Monday, June 17, 2024

UK

‘Freedom to Buy’ “helps only a small minority and ignores the core problem”

“Many people in this country are closer to homelessness than homeownership. If political parties are serious about giving people ‘security’ in their homes, there’s only one way to do it.”
Polly Neate, Shelter

By the Labour Campaign for Council Housing (LCCH)

Angela Rayner has announced Labour’s “Freedom to Buy” policy. This is a mortgage guarantee to encourage mortgage providers to offer low deposits; a revamped version of the Tories’ Mortgage Guarantee Scheme.

We haven’t seen any detail (including costs) but the guarantee is to the mortgage provider should the buyer be unable to continue paying. However, it is only on offer to 80,000 over five years. According to the ONS there are 6.7 million people aged 15-34 living with their parents in 2022. As Polly Neate of Shelter has said another home ownership scheme “that helps only a small minority and ignores the core of the problem isn’t going to cut it”.

“Many people in this country are closer to homelessness than homeownership. If political parties are serious about giving people ‘security’ in their homes, there’s only one way to do it. With 1.3 million households stuck on social housing waiting lists and the country haemorrhaging social homes through sales and demolitions – we need to build 90,000 social homes a year with rents tied to local incomes. And politicians must get on with renting reform – no-fault evictions must be abolished, and renting made safer, secure and more affordable.”

This is right. A large scale building/acquisitions programme of social rent housing will provide secure and more affordable homes for people imprisoned in the private sector: in the case of council housing the ‘secure tenancy’. Taking hundreds of thousands of people out of the market it would be likely to drag down prices for those who want to buy.

Unfortunately, Shadow Housing Minister Matthew Pennycook, has said that a Labour government will not increase the parsimonious amount of grant currently available under the Tories. Interviewed recently he talked of “sweating grants”. In other words getting more building out of the existing grants. But what is needed is more grant. Matthew is saying there is no more money because of Rachel Reeves self-imposed economic straight-jacket. “We have no more money” is only true if you leave the regressive taxation system in place. But there are plenty of ways to raise the funding needed.

For instance at the 2021 Labour conference, none other than Rachel Reeves said that Labour would equalise capital gains tax with income tax.
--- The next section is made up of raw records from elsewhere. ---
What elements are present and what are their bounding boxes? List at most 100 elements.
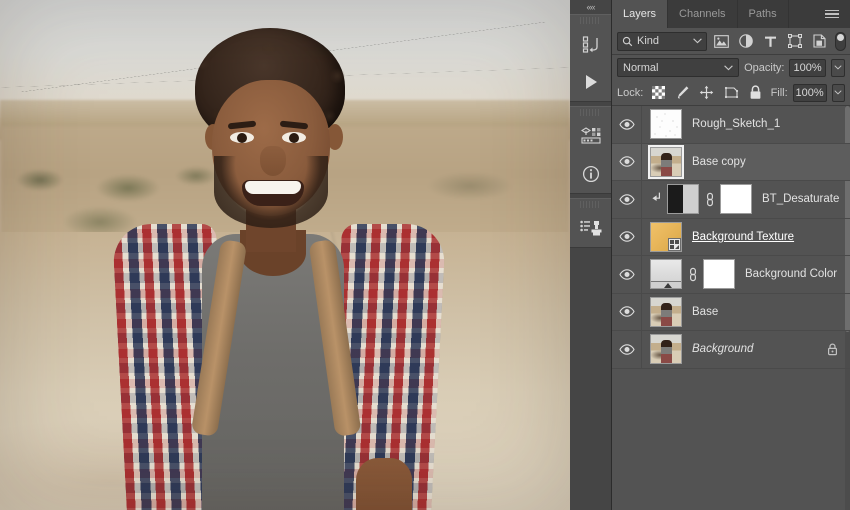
layer-thumbnail[interactable]	[667, 184, 699, 215]
hamburger-menu-icon[interactable]	[820, 0, 844, 28]
collapsed-panel-dock: ««	[570, 0, 612, 510]
photoshop-window: «« Layers Channels Paths Kind Normal Opa…	[0, 0, 850, 510]
layer-thumbnails	[642, 296, 682, 327]
lock-row: Lock: Fill: 100%	[612, 80, 850, 105]
tab-paths[interactable]: Paths	[738, 0, 789, 28]
layer-lock-icon	[822, 343, 842, 356]
canvas-area[interactable]	[0, 0, 570, 510]
layer-name[interactable]: Base	[682, 306, 842, 318]
blend-mode-select[interactable]: Normal	[617, 58, 740, 77]
lock-transparent-pixels-icon[interactable]	[648, 83, 667, 103]
layer-visibility-toggle[interactable]	[612, 331, 642, 368]
layer-thumbnail[interactable]	[648, 144, 684, 179]
layer-mask-thumbnail[interactable]	[720, 184, 752, 215]
layer-name[interactable]: BT_Desaturate	[752, 193, 842, 205]
layer-row[interactable]: Background Color	[612, 256, 850, 294]
lock-artboard-nesting-icon[interactable]	[722, 83, 741, 103]
history-icon[interactable]	[570, 25, 611, 63]
play-icon[interactable]	[570, 63, 611, 101]
filter-shape-icon[interactable]	[785, 31, 806, 51]
layer-visibility-toggle[interactable]	[612, 293, 642, 330]
link-mask-icon[interactable]	[687, 267, 698, 282]
layer-thumbnails	[642, 334, 682, 365]
teeth	[245, 181, 301, 194]
layer-row[interactable]: Background	[612, 331, 850, 369]
link-mask-icon[interactable]	[704, 192, 715, 207]
filter-type-icon[interactable]	[760, 31, 781, 51]
layer-name[interactable]: Background Texture	[682, 231, 842, 243]
layer-row[interactable]: Rough_Sketch_1	[612, 106, 850, 144]
layer-filter-row: Kind	[612, 28, 850, 54]
filter-pixel-icon[interactable]	[711, 31, 732, 51]
panel-drag-grip[interactable]	[580, 109, 601, 116]
layer-thumbnail[interactable]	[650, 334, 682, 365]
search-icon	[622, 36, 633, 46]
layer-visibility-toggle[interactable]	[612, 218, 642, 255]
layer-thumbnails	[642, 109, 682, 140]
dock-group-clone	[570, 198, 611, 248]
filter-kind-select[interactable]: Kind	[617, 31, 708, 51]
layer-thumbnail[interactable]	[650, 221, 682, 252]
layers-list[interactable]: Rough_Sketch_1 Base copy BT_Desaturate Back…	[612, 106, 850, 510]
layer-name[interactable]: Background Color	[735, 268, 842, 280]
fill-input[interactable]: 100%	[792, 83, 827, 102]
layer-visibility-toggle[interactable]	[612, 181, 642, 218]
clone-source-icon[interactable]	[570, 209, 611, 247]
panel-drag-grip[interactable]	[580, 17, 601, 24]
layer-name[interactable]: Background	[682, 343, 822, 355]
blend-mode-value: Normal	[623, 61, 659, 74]
fill-stepper[interactable]	[831, 83, 845, 102]
chevron-down-icon	[834, 65, 842, 70]
layer-row[interactable]: Base	[612, 293, 850, 331]
adjustments-icon[interactable]	[570, 117, 611, 155]
filter-adjustment-icon[interactable]	[736, 31, 757, 51]
layer-visibility-toggle[interactable]	[612, 143, 642, 180]
opacity-label: Opacity:	[744, 61, 785, 74]
layer-visibility-toggle[interactable]	[612, 256, 642, 293]
blend-mode-row: Normal Opacity: 100%	[612, 55, 850, 80]
tab-layers[interactable]: Layers	[612, 0, 669, 28]
layer-thumbnails	[642, 144, 684, 179]
photo-subject	[111, 28, 450, 510]
eye-left	[230, 132, 254, 143]
chevron-down-icon	[724, 64, 733, 70]
layer-thumbnails	[642, 259, 735, 290]
layer-name[interactable]: Rough_Sketch_1	[682, 118, 842, 130]
lock-position-icon[interactable]	[697, 83, 716, 103]
filter-enable-toggle[interactable]	[835, 31, 847, 51]
filter-smart-object-icon[interactable]	[810, 31, 831, 51]
expand-panels-icon[interactable]: ««	[570, 0, 611, 14]
tab-channels[interactable]: Channels	[668, 0, 738, 28]
layers-panel-body: Kind Normal Opacity: 100% Lock: Fill: 10…	[612, 28, 850, 510]
dock-group-adjustments	[570, 106, 611, 194]
tab-layers-label: Layers	[623, 8, 657, 20]
lock-image-pixels-icon[interactable]	[673, 83, 692, 103]
tab-channels-label: Channels	[679, 8, 726, 20]
chevron-down-icon	[834, 90, 842, 95]
opacity-stepper[interactable]	[830, 58, 845, 77]
panel-drag-grip[interactable]	[580, 201, 601, 208]
layer-visibility-toggle[interactable]	[612, 106, 642, 143]
layer-mask-thumbnail[interactable]	[703, 259, 735, 290]
layer-row[interactable]: BT_Desaturate	[612, 181, 850, 219]
dock-group-history	[570, 14, 611, 102]
forearm	[356, 458, 412, 510]
nose	[260, 146, 286, 176]
opacity-input[interactable]: 100%	[789, 58, 826, 77]
mouth	[242, 180, 304, 206]
layer-thumbnail[interactable]	[650, 109, 682, 140]
layer-thumbnail[interactable]	[650, 259, 682, 290]
layer-thumbnail[interactable]	[650, 296, 682, 327]
tab-paths-label: Paths	[748, 8, 777, 20]
clipping-mask-icon	[650, 192, 662, 206]
eye-right	[282, 132, 306, 143]
layer-row[interactable]: Base copy	[612, 143, 850, 181]
info-icon[interactable]	[570, 155, 611, 193]
layer-thumbnails	[642, 184, 752, 215]
layer-thumbnails	[642, 221, 682, 252]
chevron-down-icon	[693, 38, 703, 44]
layer-name[interactable]: Base copy	[682, 156, 842, 168]
lock-all-icon[interactable]	[746, 83, 765, 103]
filter-kind-label: Kind	[637, 35, 660, 47]
layer-row[interactable]: Background Texture	[612, 218, 850, 256]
In her speech she said:

“How can it be right that the police constable on £27k a year should be taxed at 32p in the pound but someone making many times more from buying & selling stocks & shares should pay just 20p in the pound? That will not stand under Labour.”

Alas, it now will stand under Labour because equalising cgt has been abandoned.

In his comments in relation to ‘freedom to buy’ Keir Starmer said that “a generation face becoming renters for life”. The implication is that renting is a lesser thing than home ownership. Council tenants are often happy becoming “renters for life” because it offers them security of tenure and rent far lower than the private sector. There is nothing wrong with being a “renter for life” so long as it’s not in the expensive and often poor quality private sector. In any case home ownership does not offer security. It can become a burden which becomes unmanageable.

With 1.3 million households on housing waiting lists and 112,000 households in temporary accommodation, including 145,000 children, what is required is a focus on social rent homes.

To shift the Labour leadership it will be necessary to build the widest possible campaign to pressure the government to provide the funding needed to build the 90,000 plus social rent homes that are necessary to begin to resolve the housing crisis. Without that millions of people will remain imprisoned in the expensive and insecure private rented sector.